Alluded to that strategy, US Special Envoy for Iran Rob Malley wrote on Twitter following a video call yesterday, “Good discussion this morning with our GCC partners regarding the status of JCPOA talks and regional security.”
“Heading back to Vienna for the next round of talks toward our objective of a mutual return to JCPOA compliance,” he added.
Just ahead of the resumption of the nuclear talks in Vienna, Iranian Foreign Minister Mohammad Javad Zarif described the negotiations as “good and constructive”.
“We hope that the new administration of the US will follow a reasonable and logical policy and return to the nuclear agreement as soon as possible by fulfilling its own commitments,” Zarif said at a joint press conference in Baghdad alongside his Iraqi counterpart, adding, “We declare that we will fully comply with our responsibilities if the counterparty fulfils their commitments.”
Iraqi Foreign Minister Fuad Hussein commented that, “The negotiations between Iran and the other parties in the capitals of various countries have reached an important stage. We are following Iran and the US negotiations in Vienna and find it important.”
Hussein also said it serves Iraq’s interest to work with Iran to achieve stability in the region.
This, as multiple media outlets are reporting that Iraq is engaged in efforts to de-escalate tensions between Iran and its arch-foe Saudi Arabia.
Following the toppling of the Saddam Hussein regime in Iraq in 2003 by the US invasion, Baghdad and Tehran established strong relations. Washington has nevertheless repeatedly accused Iran of meddling in Iraq’s affairs, an accusation denied by Ayatollah regime.
In related developments, Israel’s National Security Advisor Meir Ben-Shabbat and Mossad Director Yossi Cohen are currently in Washington to present Jerusalem’s concerns over the Iranian nuclear dispute. IDF Chief of Staff Lt. Gen.

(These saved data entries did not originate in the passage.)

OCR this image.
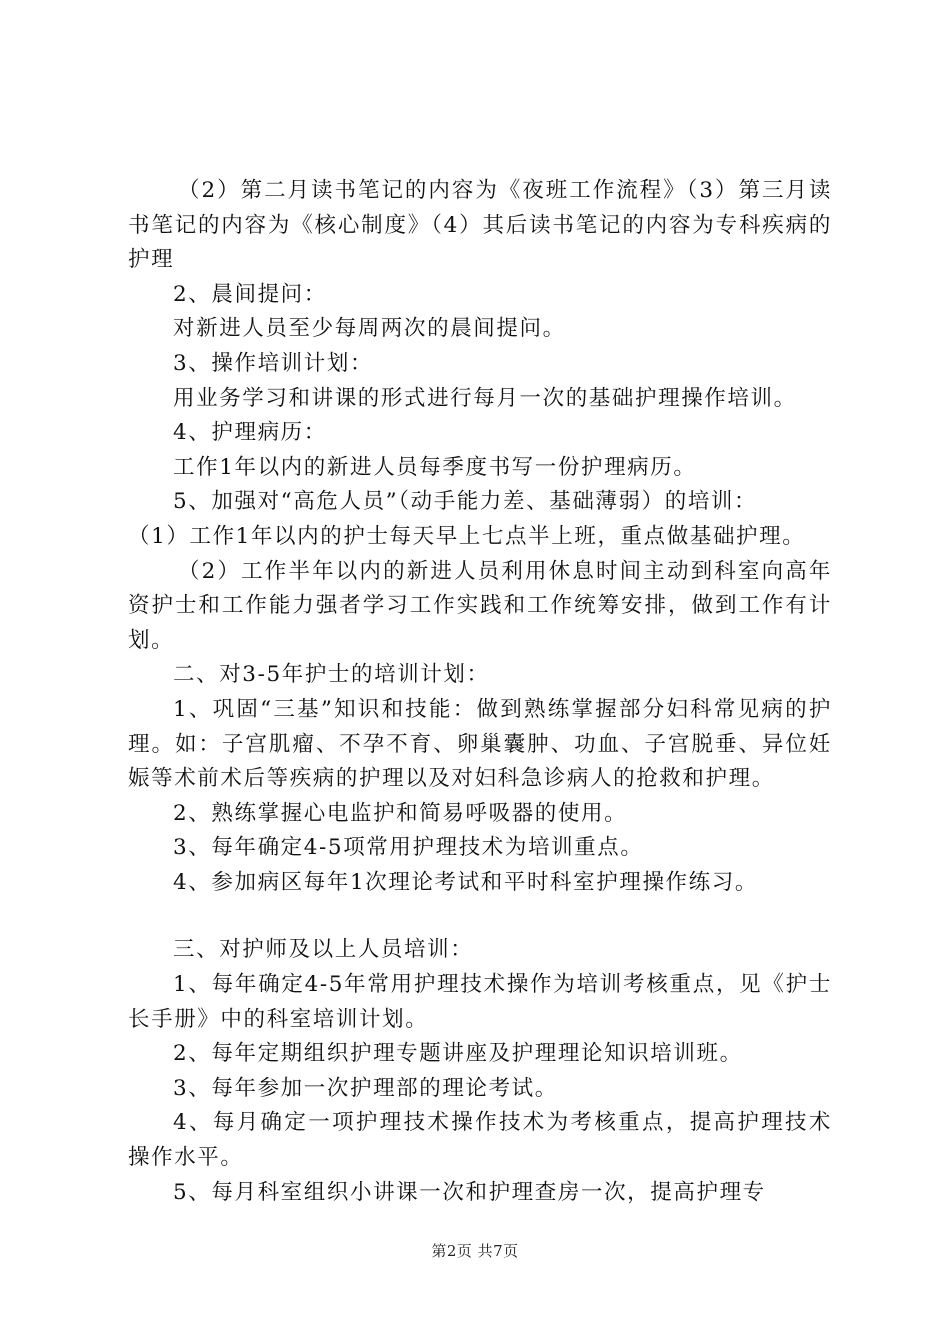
（2）第二月读书笔记的内容为《夜班工作流程》（3）第三月读书笔记的内容为《核心制度》（4）其后读书笔记的内容为专科疾病的护理

2、晨间提问：

对新进人员至少每周两次的晨间提问。

3、操作培训计划：

用业务学习和讲课的形式进行每月一次的基础护理操作培训。

4、护理病历：

工作1年以内的新进人员每季度书写一份护理病历。

5、加强对“高危人员”（动手能力差、基础薄弱）的培训：

（1）工作1年以内的护士每天早上七点半上班，重点做基础护理。

（2）工作半年以内的新进人员利用休息时间主动到科室向高年资护士和工作能力强者学习工作实践和工作统筹安排，做到工作有计划。

二、对3-5年护士的培训计划：

1、巩固“三基”知识和技能：做到熟练掌握部分妇科常见病的护理。如：子宫肌瘤、不孕不育、卵巢囊肿、功血、子宫脱垂、异位妊娠等术前术后等疾病的护理以及对妇科急诊病人的抢救和护理。

2、熟练掌握心电监护和简易呼吸器的使用。

3、每年确定4-5项常用护理技术为培训重点。

4、参加病区每年1次理论考试和平时科室护理操作练习。

三、对护师及以上人员培训：

1、每年确定4-5年常用护理技术操作为培训考核重点，见《护士长手册》中的科室培训计划。

2、每年定期组织护理专题讲座及护理理论知识培训班。

3、每年参加一次护理部的理论考试。

4、每月确定一项护理技术操作技术为考核重点，提高护理技术操作水平。

5、每月科室组织小讲课一次和护理查房一次，提高护理专

第2页 共7页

Aviv Kochavi, who had also been slated to attend, had to cancel departure due to the recent escalation of Gaza rocket attacks on Israel’s southern front.
White House Press Secretary Jen Psaki said “no” when asked during a briefing whether “Jerusalem could change the Biden Administration’s position on rejoining the nuclear deal.
She went on to say that Washington was aware that indirect negotiations in Vienna “on the potential for a diplomatic path forward” to a nuclear deal “would be challenging,” but is “encouraged” that “there are still conversations between all parties” and that they are ongoing.”
“As it relates to Israel, we have kept them abreast as a key partner of these discussions — or of our intentions, and we will continue to do that on any future visits,” said Secretary Psaki.